The order also poses new concerns, including by requiring relevant federal agencies to collect and publish information about convictions of terrorism-related offenses, government charges of terrorism, and gender-based violence against women committed by foreign nationals, while containing no corresponding publication requirement for U.S. citizens. This provision discriminates based on national origin and is likely to inflame bias against noncitizens by deliberately misrepresenting to the public that they alone—and not U.S. citizens—are responsible for terrorist activity. Indeed, the Trump administration could seek to use this information to lay the groundwork for further bans or restrictions on immigration.

The Constitution's Establishment Clause prohibits discrimination by the government based on religion, including giving preference to one religious denomination over another. Like the original order, the revised order continues to discriminate both in its purpose and effect by maintaining the ban on countries that are overwhelming Muslim.
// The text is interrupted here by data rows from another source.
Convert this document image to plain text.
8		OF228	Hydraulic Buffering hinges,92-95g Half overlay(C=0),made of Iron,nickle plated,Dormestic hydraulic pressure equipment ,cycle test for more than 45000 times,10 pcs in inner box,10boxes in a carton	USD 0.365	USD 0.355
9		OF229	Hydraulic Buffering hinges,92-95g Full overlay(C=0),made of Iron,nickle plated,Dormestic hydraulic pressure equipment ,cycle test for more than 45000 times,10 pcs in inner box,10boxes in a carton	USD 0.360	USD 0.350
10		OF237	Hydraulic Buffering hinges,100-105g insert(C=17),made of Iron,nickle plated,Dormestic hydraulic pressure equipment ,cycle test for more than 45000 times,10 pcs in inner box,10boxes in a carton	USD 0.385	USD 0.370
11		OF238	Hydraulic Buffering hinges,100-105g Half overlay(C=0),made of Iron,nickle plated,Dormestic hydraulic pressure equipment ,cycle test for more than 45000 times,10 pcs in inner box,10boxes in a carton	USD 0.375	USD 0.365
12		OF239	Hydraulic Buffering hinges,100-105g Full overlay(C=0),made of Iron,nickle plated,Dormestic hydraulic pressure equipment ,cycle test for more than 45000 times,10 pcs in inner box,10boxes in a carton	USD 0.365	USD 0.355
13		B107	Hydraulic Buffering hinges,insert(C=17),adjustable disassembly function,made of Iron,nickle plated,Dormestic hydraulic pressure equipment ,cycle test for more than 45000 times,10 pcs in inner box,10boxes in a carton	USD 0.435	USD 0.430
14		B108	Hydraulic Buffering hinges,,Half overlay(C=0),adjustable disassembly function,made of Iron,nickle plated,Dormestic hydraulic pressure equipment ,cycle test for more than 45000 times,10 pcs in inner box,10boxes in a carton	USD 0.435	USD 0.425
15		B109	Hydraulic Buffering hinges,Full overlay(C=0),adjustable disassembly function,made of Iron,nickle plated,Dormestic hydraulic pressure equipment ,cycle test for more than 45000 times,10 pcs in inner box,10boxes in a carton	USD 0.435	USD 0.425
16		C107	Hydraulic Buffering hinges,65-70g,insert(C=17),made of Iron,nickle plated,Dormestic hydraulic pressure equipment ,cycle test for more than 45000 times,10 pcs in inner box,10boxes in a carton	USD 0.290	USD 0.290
The ban need not include all Muslim-majority countries; as long as religious discrimination is a motivating factor, it may run afoul of the Establishment Clause.
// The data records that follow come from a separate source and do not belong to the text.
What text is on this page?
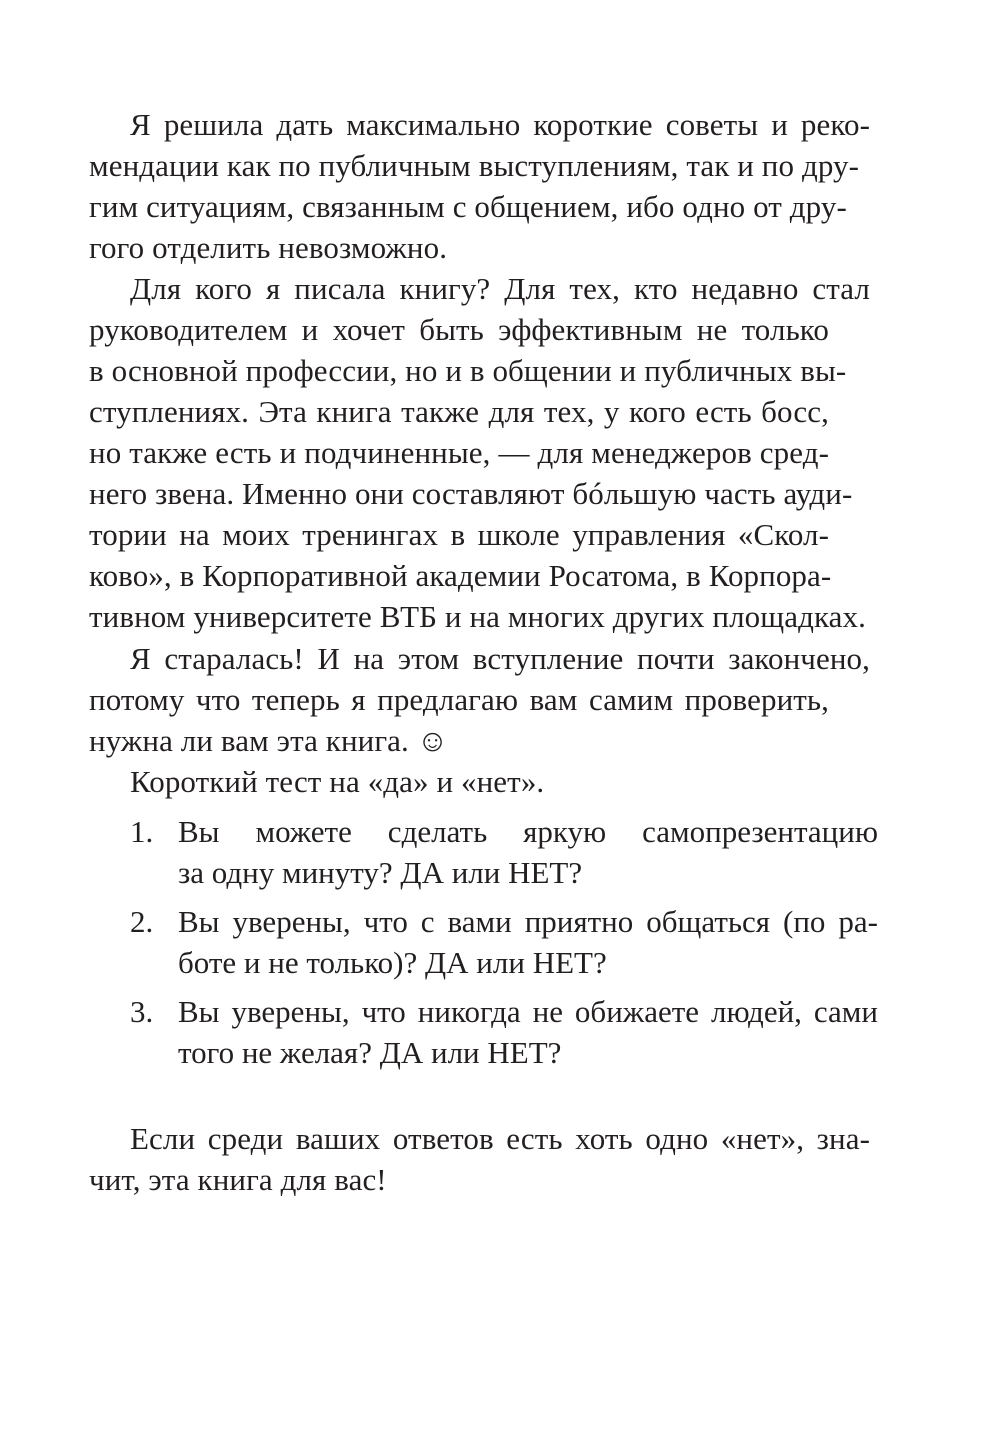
Я решила дать максимально короткие советы и реко-
мендации как по публичным выступлениям, так и по дру-
гим ситуациям, связанным с общением, ибо одно от дру-
гого отделить невозможно.
Для кого я писала книгу? Для тех, кто недавно стал
руководителем и хочет быть эффективным не только
в основной профессии, но и в общении и публичных вы-
ступлениях. Эта книга также для тех, у кого есть босс,
но также есть и подчиненные, — для менеджеров сред-
него звена. Именно они составляют бóльшую часть ауди-
тории на моих тренингах в школе управления «Скол-
ково», в Корпоративной академии Росатома, в Корпора-
тивном университете ВТБ и на многих других площадках.
Я старалась! И на этом вступление почти закончено,
потому что теперь я предлагаю вам самим проверить,
нужна ли вам эта книга. ☺
Короткий тест на «да» и «нет».
1. Вы можете сделать яркую самопрезентацию
за одну минуту? ДА или НЕТ?
2. Вы уверены, что с вами приятно общаться (по ра-
боте и не только)? ДА или НЕТ?
3. Вы уверены, что никогда не обижаете людей, сами
того не желая? ДА или НЕТ?
Если среди ваших ответов есть хоть одно «нет», зна-
чит, эта книга для вас!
The Trump administration, to be sure, will defend the revised EO by claiming that religion is not the motivating factor and that the ban on immigration from the six countries is based on national security considerations. Further, the administration will likely point to the revised EO's elimination of any preference for religious minorities.

But context is crucial, and nothing in the new order is sufficient to overcome the evidence of discriminatory purpose surrounding the original order. That evidence includes multiple statements by Trump indicating his wish to restrict immigration of Muslims to the United States as well as a statement by Trump's close advisor, former New York City mayor Rudolph Giuliani, that Trump was looking for a way to make a Muslim ban legal.
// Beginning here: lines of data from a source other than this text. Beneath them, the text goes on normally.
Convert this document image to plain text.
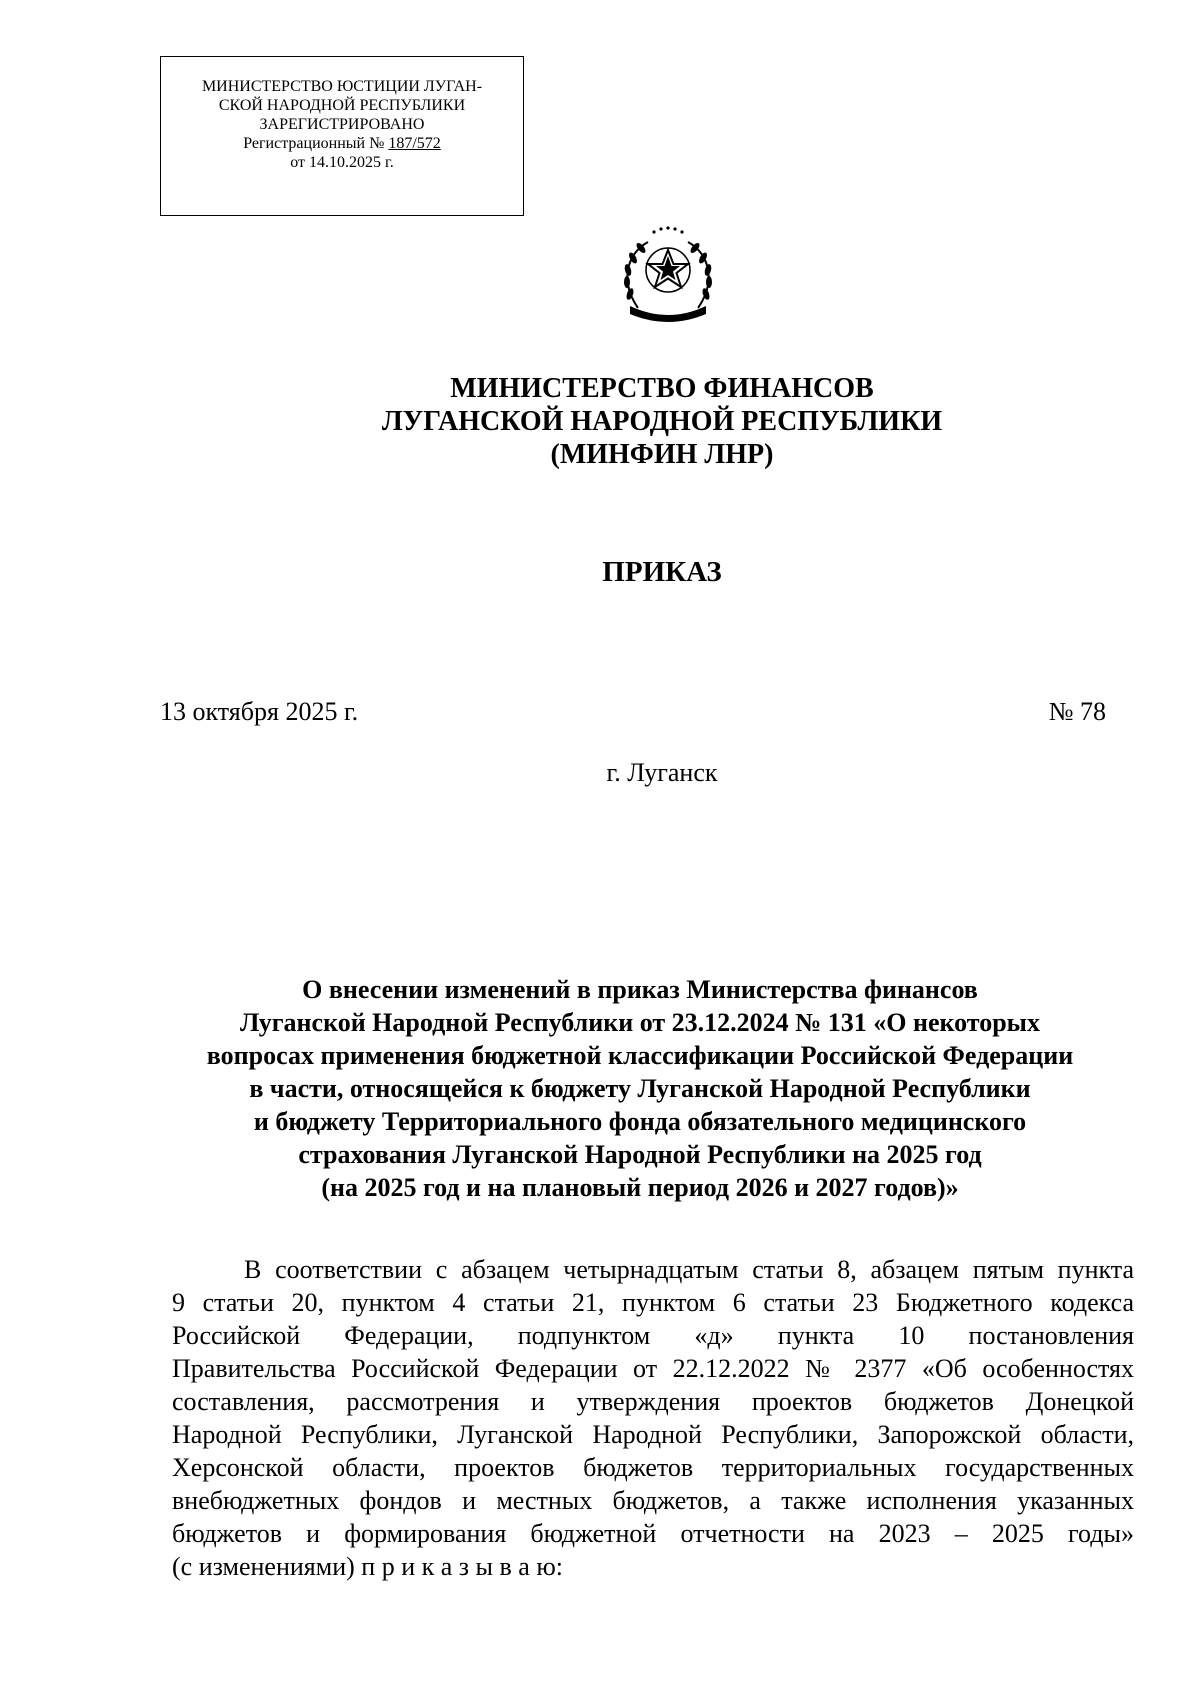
МИНИСТЕРСТВО ЮСТИЦИИ ЛУГАН-
СКОЙ НАРОДНОЙ РЕСПУБЛИКИ
ЗАРЕГИСТРИРОВАНО
Регистрационный № 187/572
от 14.10.2025 г.
МИНИСТЕРСТВО ФИНАНСОВ
ЛУГАНСКОЙ НАРОДНОЙ РЕСПУБЛИКИ
(МИНФИН ЛНР)
ПРИКАЗ
13 октября 2025 г.	№ 78
г. Луганск
О внесении изменений в приказ Министерства финансов
Луганской Народной Республики от 23.12.2024 № 131 «О некоторых
вопросах применения бюджетной классификации Российской Федерации
в части, относящейся к бюджету Луганской Народной Республики
и бюджету Территориального фонда обязательного медицинского
страхования Луганской Народной Республики на 2025 год
(на 2025 год и на плановый период 2026 и 2027 годов)»
В соответствии с абзацем четырнадцатым статьи 8, абзацем пятым пункта
9 статьи 20, пунктом 4 статьи 21, пунктом 6 статьи 23 Бюджетного кодекса
Российской Федерации, подпунктом «д» пункта 10 постановления
Правительства Российской Федерации от 22.12.2022 № 2377 «Об особенностях
составления, рассмотрения и утверждения проектов бюджетов Донецкой
Народной Республики, Луганской Народной Республики, Запорожской области,
Херсонской области, проектов бюджетов территориальных государственных
внебюджетных фондов и местных бюджетов, а также исполнения указанных
бюджетов и формирования бюджетной отчетности на 2023 – 2025 годы»
(с изменениями) п р и к а з ы в а ю:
Further, despite the more restrained rollout that accompanied the new EO, the discriminatory intentions of Trump and several key advisors continue are still evident. For example, White House adviser Stephen Miller noted that any changes to the first executive order would be "mostly minor, technical differences," and that "[f]undamentally, you are still going to have the same, basic policy outcomes for the country."

Additionally, evidence continues to show that the Trump administration's purported security concerns are merely a misguided attempt to use territory as a proxy for religion. A Department of Homeland Security report recently found "country of citizenship is unlikely to be a reliable indicator of potential terrorist activity" and that "few of the impacted countries [under the executive order] have terrorist groups that threaten the West."

Previously, Judge Leonie Brinkema of the U.S. District Court for the Eastern District of Virginia held in Aziz v. Trump [PDF] that the travel ban in the original EO was adopted for the constitutionally impermissible purpose of discriminating against Muslims. Applying the Supreme Court's decision in McCreary County v. ACLU—where the court looked at the history of events surrounding the visible display of the Ten Commandments in Kentucky courthouses—Judge Brinkema concluded that the EO was the outgrowth of Trump's previously promised Muslim ban.

The revised EO is best understood as another step by the Trump administration in its efforts to achieve this goal. It seeks to clean up some glaring instances of executive overreach to defeat legal challenges, while keeping the underlying policy of discriminating against Muslims intact.

The first EO may have made an easier target, given the disorder it unleashed and its inclusion of legal permanent residents. But none of the Trump administration's tinkering to the revised EO repairs its fatal flaw.


Jonathan Hafetz is Professor of Law at Seton Hall University School of Law. He has served as counsel for amici curiae in legal challenges to President Trump's travel ban executive orders.